John Woo returns to form with this epic historical drama with lots of action to spare.
Dir. John Woo
2008 | China/Hong Kong | Action/Drama | 146 mins | 2.35:1 | Mandarin
NC16 (passed clean) for bloody war violence
Cast: Tony Leung Chiu Wai, Takeshi Kaneshiro, Lin Chiling, Zhang Fengyi, Chang Chen, Zhao Wei
Plot: The first chapter of a two-part story centered on a battle fought in China’s Three Kingdoms period (220-280 A.D.).
Awards: Nom. for 4 Golden Horses – Best Supporting Actor, Best Art Direction, Best Makeup & Costume Design, Best Visual Effects
Source: Batrax Entertainment
Subject Matter: Moderate
Narrative Style: Slightly Complex
Audience Type: Mainstream
(Reviewed in theatres – first published 22 Jun 2008)
The “Battle of the Red Cliff” is one of the most significant chapters in one of the greatest literary Chinese novels of all time – “The Romance of the Three Kingdoms”. From print to screen, veteran Hong Kong filmmaker John Woo has finally realized his filmmaking ambitions after more than two decades.
Since the 1980s, Woo has been an influential figure in Hong Kong cinema, directing several crime pictures with actor Chow Yun Fat such as Hard Boiled and The Killer. His Hollywood ventures in the late 1990s were mixed, from the stylish action-thriller Face/Off to the awful sci-fi actioner Paycheck.
With a record breaking US$80 million budget and a crew of thousands, Woo now has the financial muscle to direct the most ambitious movie on Chinese history since Bernardo Bertolucci’s Oscar-winning The Last Emperor in 1987.
Red Cliff is filmed in two parts, the second episode to be released early 2009. With a story of such enormous complexity, it’s a shrewd tactic by Woo. Fans of the “Three Kingdoms” novel will be delighted with Red Cliff; the film is mostly faithful to its literary text, and gives its characters the proper development.

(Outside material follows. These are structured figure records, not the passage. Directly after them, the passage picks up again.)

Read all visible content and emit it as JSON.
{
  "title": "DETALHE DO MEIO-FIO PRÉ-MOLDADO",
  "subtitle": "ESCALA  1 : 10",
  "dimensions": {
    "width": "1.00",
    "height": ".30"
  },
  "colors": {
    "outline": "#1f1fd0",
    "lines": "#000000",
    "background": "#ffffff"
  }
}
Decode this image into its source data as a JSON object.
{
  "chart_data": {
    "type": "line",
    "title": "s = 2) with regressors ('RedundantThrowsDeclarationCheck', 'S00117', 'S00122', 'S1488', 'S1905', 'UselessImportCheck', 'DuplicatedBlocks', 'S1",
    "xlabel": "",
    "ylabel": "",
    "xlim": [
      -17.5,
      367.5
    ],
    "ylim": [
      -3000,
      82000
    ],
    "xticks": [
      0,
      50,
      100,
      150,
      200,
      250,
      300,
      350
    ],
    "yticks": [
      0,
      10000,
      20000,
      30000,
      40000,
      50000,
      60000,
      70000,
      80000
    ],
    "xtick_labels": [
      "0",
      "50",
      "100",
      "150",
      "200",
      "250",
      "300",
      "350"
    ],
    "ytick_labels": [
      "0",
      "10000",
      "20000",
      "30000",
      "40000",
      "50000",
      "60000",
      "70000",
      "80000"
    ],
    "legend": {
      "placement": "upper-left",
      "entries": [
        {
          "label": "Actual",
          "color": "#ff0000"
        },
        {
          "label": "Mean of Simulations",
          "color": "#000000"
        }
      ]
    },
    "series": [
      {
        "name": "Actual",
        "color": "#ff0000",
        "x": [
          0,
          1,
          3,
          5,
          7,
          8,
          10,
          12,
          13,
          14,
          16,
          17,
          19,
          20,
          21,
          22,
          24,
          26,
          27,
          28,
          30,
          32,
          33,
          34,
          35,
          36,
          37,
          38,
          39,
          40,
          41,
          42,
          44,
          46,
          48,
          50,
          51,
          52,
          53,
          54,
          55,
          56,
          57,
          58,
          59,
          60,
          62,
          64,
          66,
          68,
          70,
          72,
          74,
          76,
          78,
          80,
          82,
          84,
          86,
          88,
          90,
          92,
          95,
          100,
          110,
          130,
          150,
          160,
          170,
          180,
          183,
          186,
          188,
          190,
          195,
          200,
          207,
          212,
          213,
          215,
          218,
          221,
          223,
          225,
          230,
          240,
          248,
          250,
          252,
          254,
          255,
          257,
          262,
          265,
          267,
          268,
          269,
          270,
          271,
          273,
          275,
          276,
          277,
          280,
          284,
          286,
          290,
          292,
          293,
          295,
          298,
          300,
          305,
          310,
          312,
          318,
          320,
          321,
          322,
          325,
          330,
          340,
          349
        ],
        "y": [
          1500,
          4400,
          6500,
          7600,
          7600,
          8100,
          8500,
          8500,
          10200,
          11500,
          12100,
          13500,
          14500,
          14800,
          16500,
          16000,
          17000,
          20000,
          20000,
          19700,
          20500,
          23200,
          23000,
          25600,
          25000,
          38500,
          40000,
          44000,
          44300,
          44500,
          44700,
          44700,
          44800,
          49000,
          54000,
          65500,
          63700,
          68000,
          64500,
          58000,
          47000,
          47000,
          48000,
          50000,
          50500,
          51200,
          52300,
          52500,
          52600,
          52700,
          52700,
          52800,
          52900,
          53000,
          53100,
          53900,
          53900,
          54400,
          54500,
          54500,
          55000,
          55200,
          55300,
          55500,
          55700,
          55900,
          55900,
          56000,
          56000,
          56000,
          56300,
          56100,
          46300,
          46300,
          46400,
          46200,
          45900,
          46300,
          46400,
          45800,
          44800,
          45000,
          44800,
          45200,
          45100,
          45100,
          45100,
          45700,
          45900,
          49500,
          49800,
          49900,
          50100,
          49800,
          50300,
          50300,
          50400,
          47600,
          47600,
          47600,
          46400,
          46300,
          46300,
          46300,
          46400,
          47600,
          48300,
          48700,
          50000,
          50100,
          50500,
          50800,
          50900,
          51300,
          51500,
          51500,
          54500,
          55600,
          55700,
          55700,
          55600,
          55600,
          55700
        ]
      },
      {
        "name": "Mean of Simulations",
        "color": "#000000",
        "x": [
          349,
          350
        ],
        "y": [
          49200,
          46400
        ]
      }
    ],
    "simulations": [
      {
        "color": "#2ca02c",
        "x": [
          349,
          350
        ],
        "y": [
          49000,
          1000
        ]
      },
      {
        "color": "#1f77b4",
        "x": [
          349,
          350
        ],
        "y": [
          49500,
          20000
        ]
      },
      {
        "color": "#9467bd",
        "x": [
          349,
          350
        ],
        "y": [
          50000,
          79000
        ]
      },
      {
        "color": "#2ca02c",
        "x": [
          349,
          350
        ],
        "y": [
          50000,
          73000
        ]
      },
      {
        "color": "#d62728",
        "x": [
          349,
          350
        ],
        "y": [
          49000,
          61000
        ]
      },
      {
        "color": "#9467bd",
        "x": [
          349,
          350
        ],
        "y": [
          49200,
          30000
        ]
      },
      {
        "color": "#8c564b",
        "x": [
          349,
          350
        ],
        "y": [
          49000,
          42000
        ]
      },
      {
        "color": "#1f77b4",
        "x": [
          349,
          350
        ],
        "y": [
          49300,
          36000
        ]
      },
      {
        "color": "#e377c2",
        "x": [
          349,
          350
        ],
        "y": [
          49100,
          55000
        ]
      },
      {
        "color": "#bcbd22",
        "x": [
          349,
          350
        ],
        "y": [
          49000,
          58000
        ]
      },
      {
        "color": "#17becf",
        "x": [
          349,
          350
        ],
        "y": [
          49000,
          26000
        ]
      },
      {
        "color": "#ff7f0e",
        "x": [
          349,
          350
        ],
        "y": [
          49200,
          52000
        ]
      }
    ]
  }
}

The battle sequences are plentiful and often last longer than expected. They bear the trademark of Woo’s unique action style – slow-motion fights that are violent and bloody which somewhat pushes the limits of its NC16 rating. Some of the most fascinating aspects of the battles lie in the scheming tactics of the two armies.
“We must fight even if we cannot win.”
Credit to Woo and some astonishing CGI wizardry, these are accomplished with stunning results. The drama in Red Cliff is also excellent; insightful humor and quiet, romantic scenes help to ensure that the film has its moments of tenderness and beauty (a rarely observed aspect of Woo’s films).
The cast features a mix of newcomers and veteran actors including Tony Leung and Lin Chiling. Most of them meet expectations though none of them stand out. There are two extraordinary sequences in Red Cliff – the thirty-minute ‘bagua formation’ ambush sequence, and during the final ten minutes when a CGI-ed tracking shot of a white bird (a John Woo trademark) flies from friendly to enemy territory, soaring across thousands of naval ships.
The music by Taro Iwashiro in Red Cliff is thus far the best of 2008, offering captivating themes that blend well with the visual splendor. I’m not surprised if it gets nominated for an Oscar for Best Original Score (as if it would).
Red Cliff reminds of Akira Kurosawa’s Kagemusha, with its epic scale of story and battle tactics. In fact, I dare say it’s a better film than Kurosawa’s work though it is less accomplished artistically. John Woo has done a remarkable job for Red Cliff considering it is his first foray into the war epic genre. It is certainly worth the wait and hype.